After adopting Shopify, the company experienced 10 times the revenue growth and a 25% increase in the average order's value. Rob also attributes the company's significant growth to social media marketing and PR. The company deployed tactics such as offering one-on-one video chats and hosting a 40-minute live game show via Instagram during which viewers could win sofas and other prizes. Since nondurable goods, like furniture, often require additional research on the part of the customer, talking to prospects directly can help them decide to purchase.
5. Jono Pandolfi Designs
Jono Pandolfi Designs, founded by brothers Jono and Nick Pandolfi, produces handmade ceramic dishware for personal kitchens and restaurants. Since 2017, the company has grown from six employees to a team of 25 and become a seven-figure business.

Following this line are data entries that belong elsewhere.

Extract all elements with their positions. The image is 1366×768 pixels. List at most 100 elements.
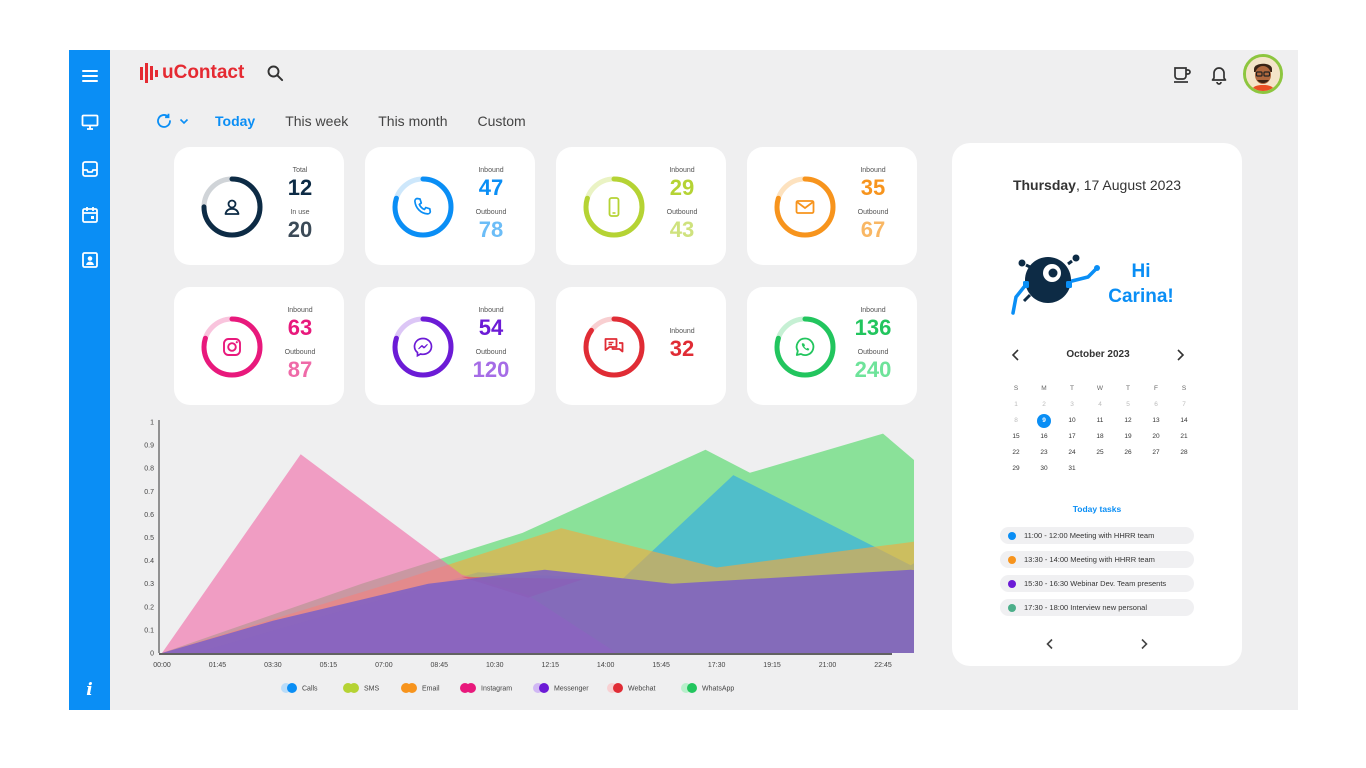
legend-item-webchat[interactable]: Webchat <box>607 683 656 693</box>
email-label1: Inbound <box>860 167 886 174</box>
calendar-day[interactable]: 20 <box>1152 433 1160 440</box>
email-value1: 35 <box>860 175 886 200</box>
calendar-icon[interactable] <box>69 200 110 230</box>
calendar-day[interactable]: 23 <box>1040 449 1048 456</box>
search-icon[interactable] <box>266 64 284 82</box>
calendar-day[interactable]: 12 <box>1124 417 1132 424</box>
tasks-next-icon[interactable] <box>1137 637 1151 651</box>
info-icon[interactable]: i <box>86 680 93 700</box>
email-ring-progress <box>774 176 836 238</box>
calendar-day[interactable]: 1 <box>1014 401 1018 408</box>
hamburger-menu-icon[interactable] <box>69 61 110 91</box>
legend-item-calls[interactable]: Calls <box>281 683 318 693</box>
legend-item-sms[interactable]: SMS <box>343 683 380 693</box>
calendar-day[interactable]: 30 <box>1040 465 1048 472</box>
legend-item-whatsapp[interactable]: WhatsApp <box>681 683 734 693</box>
calendar-day[interactable]: 11 <box>1096 417 1104 424</box>
weekday-label: M <box>1041 385 1047 392</box>
messenger-ring-progress <box>392 316 454 378</box>
sms-label2: Outbound <box>666 209 698 216</box>
calendar-day[interactable]: 25 <box>1096 449 1104 456</box>
x-tick-label: 22:45 <box>874 662 892 669</box>
y-tick-label: 0.6 <box>144 512 154 519</box>
coffee-cup-icon[interactable] <box>1171 63 1193 85</box>
legend-item-messenger[interactable]: Messenger <box>533 683 589 693</box>
legend-label: Calls <box>302 686 318 693</box>
calendar-day[interactable]: 5 <box>1126 401 1130 408</box>
task-item[interactable]: 11:00 - 12:00 Meeting with HHRR team <box>1000 527 1194 544</box>
calendar-day[interactable]: 4 <box>1098 401 1102 408</box>
user-avatar-icon <box>1246 57 1280 91</box>
task-item[interactable]: 15:30 - 16:30 Webinar Dev. Team presents <box>1000 575 1194 592</box>
calendar-day-selected[interactable]: 9 <box>1030 413 1058 429</box>
calendar-day[interactable]: 27 <box>1152 449 1160 456</box>
stat-card-agents[interactable]: Total 12 In use 20 <box>174 147 344 265</box>
inbox-icon[interactable] <box>69 154 110 184</box>
calendar-prev-icon[interactable] <box>1008 347 1024 363</box>
calendar-day[interactable]: 28 <box>1180 449 1188 456</box>
task-dot-icon <box>1008 603 1016 612</box>
tab-custom[interactable]: Custom <box>477 113 526 129</box>
calendar-day[interactable]: 16 <box>1040 433 1048 440</box>
sms-ring-progress <box>583 176 645 238</box>
calendar-day[interactable]: 24 <box>1068 449 1076 456</box>
avatar[interactable] <box>1243 54 1283 94</box>
agents-label1: Total <box>292 167 308 174</box>
stat-card-webchat[interactable]: Inbound 32 <box>556 287 726 405</box>
x-tick-label: 19:15 <box>763 662 781 669</box>
stat-card-instagram[interactable]: Inbound 63 Outbound 87 <box>174 287 344 405</box>
y-tick-label: 0.3 <box>144 581 154 588</box>
legend-label: Email <box>422 686 440 693</box>
calendar-day[interactable]: 10 <box>1068 417 1076 424</box>
stat-card-email[interactable]: Inbound 35 Outbound 67 <box>747 147 917 265</box>
calendar-day[interactable]: 2 <box>1042 401 1046 408</box>
envelope-icon <box>795 200 815 214</box>
tab-today[interactable]: Today <box>215 113 256 129</box>
calendar-day[interactable]: 18 <box>1096 433 1104 440</box>
calendar-day[interactable]: 29 <box>1012 465 1020 472</box>
calendar-day[interactable]: 8 <box>1014 417 1018 424</box>
bell-icon[interactable] <box>1208 63 1230 85</box>
current-weekday: Thursday <box>1012 177 1076 193</box>
legend-marker <box>687 683 697 693</box>
weekday-label: F <box>1154 385 1158 392</box>
calendar-day[interactable]: 15 <box>1012 433 1020 440</box>
calendar-day[interactable]: 3 <box>1070 401 1074 408</box>
chat-bubbles-icon <box>604 338 624 353</box>
contact-card-icon[interactable] <box>69 245 110 275</box>
tab-this-week[interactable]: This week <box>285 113 349 129</box>
y-tick-label: 0.7 <box>144 489 154 496</box>
stat-card-whatsapp[interactable]: Inbound 136 Outbound 240 <box>747 287 917 405</box>
messenger-ring <box>390 314 456 380</box>
sms-label1: Inbound <box>669 167 695 174</box>
calendar-day[interactable]: 13 <box>1152 417 1160 424</box>
tab-this-month[interactable]: This month <box>378 113 448 129</box>
calendar-day[interactable]: 14 <box>1180 417 1188 424</box>
calendar-day[interactable]: 6 <box>1154 401 1158 408</box>
calendar-day[interactable]: 21 <box>1180 433 1188 440</box>
calendar-day[interactable]: 19 <box>1124 433 1132 440</box>
stat-card-sms[interactable]: Inbound 29 Outbound 43 <box>556 147 726 265</box>
calendar-next-icon[interactable] <box>1172 347 1188 363</box>
calendar-day[interactable]: 26 <box>1124 449 1132 456</box>
calendar-day[interactable]: 22 <box>1012 449 1020 456</box>
task-item[interactable]: 17:30 - 18:00 Interview new personal <box>1000 599 1194 616</box>
email-ring <box>772 174 838 240</box>
stat-card-calls[interactable]: Inbound 47 Outbound 78 <box>365 147 535 265</box>
greeting: Hi Carina! <box>1096 259 1186 309</box>
sms-value1: 29 <box>669 175 695 200</box>
y-tick-label: 0.2 <box>144 604 154 611</box>
x-tick-label: 12:15 <box>541 662 559 669</box>
legend-item-email[interactable]: Email <box>401 683 440 693</box>
calendar-day[interactable]: 31 <box>1068 465 1076 472</box>
calendar-day[interactable]: 17 <box>1068 433 1076 440</box>
tasks-prev-icon[interactable] <box>1043 637 1057 651</box>
legend-item-instagram[interactable]: Instagram <box>460 683 512 693</box>
calendar-day[interactable]: 7 <box>1182 401 1186 408</box>
task-item[interactable]: 13:30 - 14:00 Meeting with HHRR team <box>1000 551 1194 568</box>
stat-card-messenger[interactable]: Inbound 54 Outbound 120 <box>365 287 535 405</box>
messenger-icon <box>413 337 433 358</box>
refresh-dropdown[interactable] <box>155 112 189 130</box>
legend-marker <box>287 683 297 693</box>
monitor-icon[interactable] <box>69 107 110 137</box>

Jono Pandolfi Designs operates as a B2B and B2C company, serving both the hospitality and dinnerware industries. The company's strategy involves a direct-to-consumer model for B2C, selling products at a higher price to consumers, which allows it to sell at a lower price to its hospitality clients. By serving two different channels, the company safeguards itself somewhat against economic impacts that might affect one target audience but not the other.
Consumer durables FAQ
What are the four main types of consumer products?
The four main types of consumer products are convenience products, shopping products, specialty products, and unsought products.
What are examples of durable goods?
Examples of durable goods include home appliances, consumer electronics, motor vehicles, furniture pieces, sports equipment, and textiles—all items that last multiple years.
Why are consumer durable goods important?
Durable goods retain their value longer than nondurable goods and their sales support the economy. Their consumption also serves as a reliable indicator of the country's economic state.